Dizias: «adeus» e saías da minha vida com um aperto de mão desembaraçado, quase cordial um gesto de boa camarada, como se nada tivesse havido antes, como se não tivéssemos sido tantas vezes na cama, um dentro do outro, um no outro, um-outro diferente, uma coisa sublime: Deus Criador, como os míseros humanos só ali o podem sentir e saber; um Outro que éramos nós ainda, mas tão transtornados, tão virados para fora de nós, tão esquecidos do mundo e de nós, tão eficazes, tão leais, nós boca com boca, corpo a corpo, um sexo torturando um sexo, mordendo-se devorando-se, numa febre de chegar ao fim depressa, ao esquecimento, ao repouso.
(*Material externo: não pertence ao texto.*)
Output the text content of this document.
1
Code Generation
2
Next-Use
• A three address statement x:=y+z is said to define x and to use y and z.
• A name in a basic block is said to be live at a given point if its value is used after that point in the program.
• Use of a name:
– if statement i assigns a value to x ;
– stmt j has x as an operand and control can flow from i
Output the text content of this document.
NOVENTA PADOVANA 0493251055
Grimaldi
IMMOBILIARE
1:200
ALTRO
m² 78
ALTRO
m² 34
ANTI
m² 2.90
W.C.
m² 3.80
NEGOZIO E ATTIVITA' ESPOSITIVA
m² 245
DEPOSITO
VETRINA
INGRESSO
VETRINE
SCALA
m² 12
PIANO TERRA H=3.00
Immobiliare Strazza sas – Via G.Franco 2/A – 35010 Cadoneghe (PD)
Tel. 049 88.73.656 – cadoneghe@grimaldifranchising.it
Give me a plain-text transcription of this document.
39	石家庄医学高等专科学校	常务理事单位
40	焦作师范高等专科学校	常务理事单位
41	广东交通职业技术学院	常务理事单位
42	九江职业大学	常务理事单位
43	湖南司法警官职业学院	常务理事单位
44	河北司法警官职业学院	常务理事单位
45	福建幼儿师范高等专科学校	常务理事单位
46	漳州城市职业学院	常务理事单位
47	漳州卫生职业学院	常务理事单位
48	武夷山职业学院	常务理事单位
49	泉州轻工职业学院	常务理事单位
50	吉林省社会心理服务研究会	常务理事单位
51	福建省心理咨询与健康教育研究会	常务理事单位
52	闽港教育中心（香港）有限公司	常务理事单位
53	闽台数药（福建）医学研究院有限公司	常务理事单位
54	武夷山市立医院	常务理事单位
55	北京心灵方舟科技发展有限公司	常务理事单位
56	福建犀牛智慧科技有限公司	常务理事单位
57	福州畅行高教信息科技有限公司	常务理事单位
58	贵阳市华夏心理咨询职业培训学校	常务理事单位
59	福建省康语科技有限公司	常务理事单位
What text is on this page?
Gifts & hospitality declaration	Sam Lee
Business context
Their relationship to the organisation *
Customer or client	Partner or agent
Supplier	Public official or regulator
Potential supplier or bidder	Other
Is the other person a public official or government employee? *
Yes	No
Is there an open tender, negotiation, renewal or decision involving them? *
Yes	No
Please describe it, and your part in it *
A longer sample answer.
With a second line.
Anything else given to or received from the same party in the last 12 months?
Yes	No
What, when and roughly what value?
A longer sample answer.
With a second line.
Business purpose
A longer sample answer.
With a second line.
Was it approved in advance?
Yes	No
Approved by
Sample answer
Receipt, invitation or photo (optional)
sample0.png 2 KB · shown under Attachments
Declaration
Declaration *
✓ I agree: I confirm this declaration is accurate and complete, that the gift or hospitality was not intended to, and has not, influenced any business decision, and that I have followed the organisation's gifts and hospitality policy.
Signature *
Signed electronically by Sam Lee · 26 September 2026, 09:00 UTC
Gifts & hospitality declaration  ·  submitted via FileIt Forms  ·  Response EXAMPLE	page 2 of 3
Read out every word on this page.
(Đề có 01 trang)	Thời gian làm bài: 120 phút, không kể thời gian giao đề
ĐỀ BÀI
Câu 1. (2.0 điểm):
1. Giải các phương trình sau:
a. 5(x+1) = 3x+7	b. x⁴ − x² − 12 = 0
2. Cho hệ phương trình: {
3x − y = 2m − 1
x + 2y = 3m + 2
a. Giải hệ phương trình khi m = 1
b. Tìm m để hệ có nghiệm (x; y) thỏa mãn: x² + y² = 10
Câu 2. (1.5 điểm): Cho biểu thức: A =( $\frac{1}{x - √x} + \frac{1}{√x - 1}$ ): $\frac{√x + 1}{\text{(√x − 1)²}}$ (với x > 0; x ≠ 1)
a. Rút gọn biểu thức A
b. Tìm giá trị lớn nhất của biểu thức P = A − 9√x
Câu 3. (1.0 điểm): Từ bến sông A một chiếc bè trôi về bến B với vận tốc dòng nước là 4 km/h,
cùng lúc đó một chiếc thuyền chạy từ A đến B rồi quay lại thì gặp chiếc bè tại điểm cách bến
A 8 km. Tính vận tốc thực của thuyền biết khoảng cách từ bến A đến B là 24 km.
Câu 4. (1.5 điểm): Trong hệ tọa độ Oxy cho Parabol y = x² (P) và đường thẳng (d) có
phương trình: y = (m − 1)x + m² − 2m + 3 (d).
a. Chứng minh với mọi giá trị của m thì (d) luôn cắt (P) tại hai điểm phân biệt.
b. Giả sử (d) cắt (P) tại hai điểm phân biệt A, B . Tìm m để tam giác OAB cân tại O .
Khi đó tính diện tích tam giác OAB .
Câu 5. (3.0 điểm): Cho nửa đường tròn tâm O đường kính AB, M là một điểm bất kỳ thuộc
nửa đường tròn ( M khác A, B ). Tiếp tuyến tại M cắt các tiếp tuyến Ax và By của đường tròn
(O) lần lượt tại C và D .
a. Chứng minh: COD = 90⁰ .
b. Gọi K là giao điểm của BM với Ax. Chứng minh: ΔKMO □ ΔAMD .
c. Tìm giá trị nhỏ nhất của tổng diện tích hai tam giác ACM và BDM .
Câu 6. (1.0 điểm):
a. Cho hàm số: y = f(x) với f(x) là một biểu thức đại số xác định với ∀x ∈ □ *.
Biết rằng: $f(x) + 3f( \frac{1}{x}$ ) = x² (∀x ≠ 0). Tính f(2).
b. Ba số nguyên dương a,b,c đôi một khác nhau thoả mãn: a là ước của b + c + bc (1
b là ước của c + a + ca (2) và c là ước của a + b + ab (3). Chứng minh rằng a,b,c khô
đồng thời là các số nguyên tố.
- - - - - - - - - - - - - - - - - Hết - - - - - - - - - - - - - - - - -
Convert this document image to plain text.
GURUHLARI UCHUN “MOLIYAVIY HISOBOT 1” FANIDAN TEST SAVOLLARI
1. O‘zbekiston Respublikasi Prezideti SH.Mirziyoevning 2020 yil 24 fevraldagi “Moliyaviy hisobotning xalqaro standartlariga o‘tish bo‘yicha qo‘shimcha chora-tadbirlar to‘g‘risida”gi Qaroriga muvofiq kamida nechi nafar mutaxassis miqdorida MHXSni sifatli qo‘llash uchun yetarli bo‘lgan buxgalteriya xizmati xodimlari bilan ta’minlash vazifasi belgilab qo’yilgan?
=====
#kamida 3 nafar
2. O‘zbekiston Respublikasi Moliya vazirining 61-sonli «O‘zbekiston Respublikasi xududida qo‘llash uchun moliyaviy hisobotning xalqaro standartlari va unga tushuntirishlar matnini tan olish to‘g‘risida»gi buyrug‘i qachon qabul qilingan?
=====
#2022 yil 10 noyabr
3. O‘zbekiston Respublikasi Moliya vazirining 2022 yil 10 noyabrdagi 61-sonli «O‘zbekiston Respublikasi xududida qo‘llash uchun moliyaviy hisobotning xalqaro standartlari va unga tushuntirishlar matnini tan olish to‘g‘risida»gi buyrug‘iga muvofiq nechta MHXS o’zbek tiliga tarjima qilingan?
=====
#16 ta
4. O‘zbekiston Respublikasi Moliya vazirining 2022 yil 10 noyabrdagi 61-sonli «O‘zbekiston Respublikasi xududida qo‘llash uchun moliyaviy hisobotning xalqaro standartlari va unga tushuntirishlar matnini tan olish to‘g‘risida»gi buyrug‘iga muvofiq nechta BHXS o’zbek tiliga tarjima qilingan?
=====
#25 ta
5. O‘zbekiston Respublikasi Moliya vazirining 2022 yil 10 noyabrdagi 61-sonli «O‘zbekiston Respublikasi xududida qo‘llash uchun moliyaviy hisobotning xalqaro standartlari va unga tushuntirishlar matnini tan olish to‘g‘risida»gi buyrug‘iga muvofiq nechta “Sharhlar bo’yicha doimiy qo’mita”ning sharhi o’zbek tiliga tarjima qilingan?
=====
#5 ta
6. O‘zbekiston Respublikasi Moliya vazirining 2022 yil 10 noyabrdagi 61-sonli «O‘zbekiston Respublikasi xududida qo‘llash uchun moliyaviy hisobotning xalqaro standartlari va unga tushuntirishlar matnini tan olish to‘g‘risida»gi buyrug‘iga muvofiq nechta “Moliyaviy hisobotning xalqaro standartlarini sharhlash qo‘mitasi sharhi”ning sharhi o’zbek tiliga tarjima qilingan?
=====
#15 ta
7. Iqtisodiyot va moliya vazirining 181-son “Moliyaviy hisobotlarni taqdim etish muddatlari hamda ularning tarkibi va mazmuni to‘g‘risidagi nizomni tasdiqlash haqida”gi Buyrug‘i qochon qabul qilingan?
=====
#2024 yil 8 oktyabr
Disseste: adeus e eu odiei-te logo nesse minuto, como te odeio agora, não por ti ou pelo teu corpo que já me esqueceu noutros que vieram depois, mas porque morri ali naquela palavra, -morri entendes? -, perdi-me numa grande confusão, esqueci-me de ser eu, fiquei roubado do meu passado.
Hoje, encontrarias um outro homem; havia de rir-me do teu corpo, da sua entrega ou das suas traições, de tu me dizeres: «Vem» ou «Adeus...», ou «Não quero...».
Hoje, saberias quem fizeste com uma só palavra, conhecerias um outro homem, que é obra tua, minha segunda mãe!
Hoje, havia de rir ou chorar, era a máscara do momento; mas diria: tanto faz..., tanto me faz... Sabia-o!